Será essa, a partir de agora, e em definitivo, a minha serventia. “A serventia dos meus textos”, como diz o poeta. Também eu quero, enfim, tornar-me naquilo que sempre fui: um escritor de fronteira, atento à fúria dos elementos e atento à fúria dos homens.
E, pelo meio, talvez os meus livros venham a ser capazes de sugerir que, no fundo, nunca se regressa verdadeiramente a casa. Que, na verdade, a infância é irrepetível – e que, muito provavelmente, a maior tragédia de todas é mesmo essa.

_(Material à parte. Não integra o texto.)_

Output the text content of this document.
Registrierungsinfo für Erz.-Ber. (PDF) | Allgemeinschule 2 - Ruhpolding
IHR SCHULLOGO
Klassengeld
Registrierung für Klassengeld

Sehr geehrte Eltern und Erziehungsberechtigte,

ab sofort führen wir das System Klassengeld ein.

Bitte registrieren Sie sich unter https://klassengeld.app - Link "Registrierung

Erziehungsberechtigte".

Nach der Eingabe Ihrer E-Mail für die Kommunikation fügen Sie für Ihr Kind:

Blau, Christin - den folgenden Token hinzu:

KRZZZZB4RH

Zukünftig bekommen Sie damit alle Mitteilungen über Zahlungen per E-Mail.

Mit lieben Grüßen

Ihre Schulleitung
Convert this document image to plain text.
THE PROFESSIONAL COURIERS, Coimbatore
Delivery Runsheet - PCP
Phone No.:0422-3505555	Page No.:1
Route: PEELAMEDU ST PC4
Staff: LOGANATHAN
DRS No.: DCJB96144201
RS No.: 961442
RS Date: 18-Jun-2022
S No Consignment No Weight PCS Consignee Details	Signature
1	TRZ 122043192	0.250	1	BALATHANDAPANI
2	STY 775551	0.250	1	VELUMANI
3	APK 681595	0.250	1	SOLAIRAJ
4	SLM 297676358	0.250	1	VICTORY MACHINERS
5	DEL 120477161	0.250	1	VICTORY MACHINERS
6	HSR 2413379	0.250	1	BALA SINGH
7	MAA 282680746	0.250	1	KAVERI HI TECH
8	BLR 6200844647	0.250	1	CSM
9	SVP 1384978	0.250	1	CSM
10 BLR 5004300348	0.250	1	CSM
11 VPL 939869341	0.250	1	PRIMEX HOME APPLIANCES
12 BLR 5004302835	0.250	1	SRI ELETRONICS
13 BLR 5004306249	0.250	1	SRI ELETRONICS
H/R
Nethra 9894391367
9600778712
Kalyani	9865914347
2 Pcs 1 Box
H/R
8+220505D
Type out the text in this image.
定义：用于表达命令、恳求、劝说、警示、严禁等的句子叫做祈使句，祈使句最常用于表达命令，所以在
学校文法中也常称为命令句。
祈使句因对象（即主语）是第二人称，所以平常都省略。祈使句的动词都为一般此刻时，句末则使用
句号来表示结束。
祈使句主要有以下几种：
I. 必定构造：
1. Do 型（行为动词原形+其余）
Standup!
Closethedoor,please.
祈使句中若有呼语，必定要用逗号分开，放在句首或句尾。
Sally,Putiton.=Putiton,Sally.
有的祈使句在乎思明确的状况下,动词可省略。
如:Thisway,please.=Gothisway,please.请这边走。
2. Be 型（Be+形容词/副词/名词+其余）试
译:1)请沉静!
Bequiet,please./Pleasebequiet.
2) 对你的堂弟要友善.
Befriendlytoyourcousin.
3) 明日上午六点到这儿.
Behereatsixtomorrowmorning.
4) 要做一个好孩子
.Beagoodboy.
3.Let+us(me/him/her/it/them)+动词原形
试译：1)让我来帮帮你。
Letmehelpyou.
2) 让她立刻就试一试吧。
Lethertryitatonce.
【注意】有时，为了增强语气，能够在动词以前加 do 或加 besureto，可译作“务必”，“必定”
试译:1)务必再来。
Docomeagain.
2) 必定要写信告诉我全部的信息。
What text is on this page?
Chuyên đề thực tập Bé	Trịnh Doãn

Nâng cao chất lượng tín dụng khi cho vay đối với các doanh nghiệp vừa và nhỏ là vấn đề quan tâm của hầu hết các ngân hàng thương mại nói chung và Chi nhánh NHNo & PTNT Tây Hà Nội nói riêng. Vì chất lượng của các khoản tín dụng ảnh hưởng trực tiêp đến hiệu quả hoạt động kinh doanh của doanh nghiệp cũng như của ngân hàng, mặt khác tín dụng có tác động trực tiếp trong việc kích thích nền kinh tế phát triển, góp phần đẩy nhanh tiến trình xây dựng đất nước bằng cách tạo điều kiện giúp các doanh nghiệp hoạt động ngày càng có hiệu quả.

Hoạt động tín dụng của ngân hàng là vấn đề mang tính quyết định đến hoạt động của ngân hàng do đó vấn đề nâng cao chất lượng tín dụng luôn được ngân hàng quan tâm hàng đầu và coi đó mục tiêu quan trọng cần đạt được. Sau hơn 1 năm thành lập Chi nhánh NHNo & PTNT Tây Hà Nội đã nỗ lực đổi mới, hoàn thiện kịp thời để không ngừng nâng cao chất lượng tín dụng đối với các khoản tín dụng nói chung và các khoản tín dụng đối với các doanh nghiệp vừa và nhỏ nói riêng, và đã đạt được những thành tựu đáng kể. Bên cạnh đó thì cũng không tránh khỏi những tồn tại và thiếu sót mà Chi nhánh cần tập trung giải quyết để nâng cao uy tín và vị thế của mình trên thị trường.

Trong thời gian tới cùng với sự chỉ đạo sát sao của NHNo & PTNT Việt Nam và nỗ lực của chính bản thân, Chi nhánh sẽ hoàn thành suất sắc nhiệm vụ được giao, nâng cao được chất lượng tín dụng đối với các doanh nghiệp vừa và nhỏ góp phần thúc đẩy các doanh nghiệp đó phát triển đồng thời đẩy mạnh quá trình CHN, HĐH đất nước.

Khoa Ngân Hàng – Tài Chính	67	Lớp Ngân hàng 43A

Talvez eles possam, enfim, continuar a ser literatura. Ou mesmo serem-no finalmente.
***
“Estamos demasiado portugueses. Temos de tornar-nos novamente um pouco mais açorianos e um pouco menos portugueses.” Digo-o a meio de um raciocínio mais ou menos tortuoso sobre literatura açoriana, feito em resposta a uma pergunta da audiência. Não me soa tão mal quanto isso, e o incómodo com que alguns dos presentes reagem agrada-me. A dirimir.
***
Muito me agradaria se me convidassem todos os anos, para este ou para outro festival. Um festival literário a cada doze meses seria uma boa maneira de, face às fronteiras da ilha, me reposicionar perante a coisa literária, o seu universo, a sua magia. O vereador que preside à cerimónia de encerramento elogia-me a intervenção e convida-me a voltar em 2014. Talvez tenham sido palavras de circunstância. Mas fico satisfeito.
***
É, para além de um milagre e um exemplo de organização, o certame. Esta tarde vinha caminhando na rua com o Marmelo e logo apareceu um carro oficial, com um diligente motorista oferecendo-nos transporte para alguma parte. Inspirador.
***
Na última noite de copos, volta a cantar-se o “Grândola”, meio a brincar e meio a sério. Alguns dos mais zangados olham para mim, a conferir se tenho coragem. Já algum tempo que sou o conservador de serviço, e não se pode dizer que a ideia me desagrade. Mas canto com eles, naturalmente. Sou um democrata e não apenas respeito, como admiro (mais do que admirar: venero) o 25 de Abril. Exactamente como eles. E que possam questionar-se sobre isso é outro sinal da esquizofrenia em que neste momento vivemos.
***
De resto, até para isso este festival serviu: para confirmar a hipótese de os intelectuais não estarem a desempenhar devidamente o seu papel nesta crise. Identifica-se o problema, mas não se propõe alternativa – e, pelo meio, tudo se resume a um maniqueísmo ritualista muito mais próximo (de novo) do comportamento de uma claque de futebol, ou do dos adolescentes carregados de hormonas em dia de aula de Educação Física, do que do pensamento. É normal um intelectual comportar-se como um soldado, num certo instante ou durante um determinado período de tempo. Mas, se todos os intelectuais se comportam como soldados ao longo de um mesmo período de tempo, a quem poderemos recorrer como intelectuais?
***
Mas não, este não é um tempo especialmente auspicioso para um moderado. De facto, não é.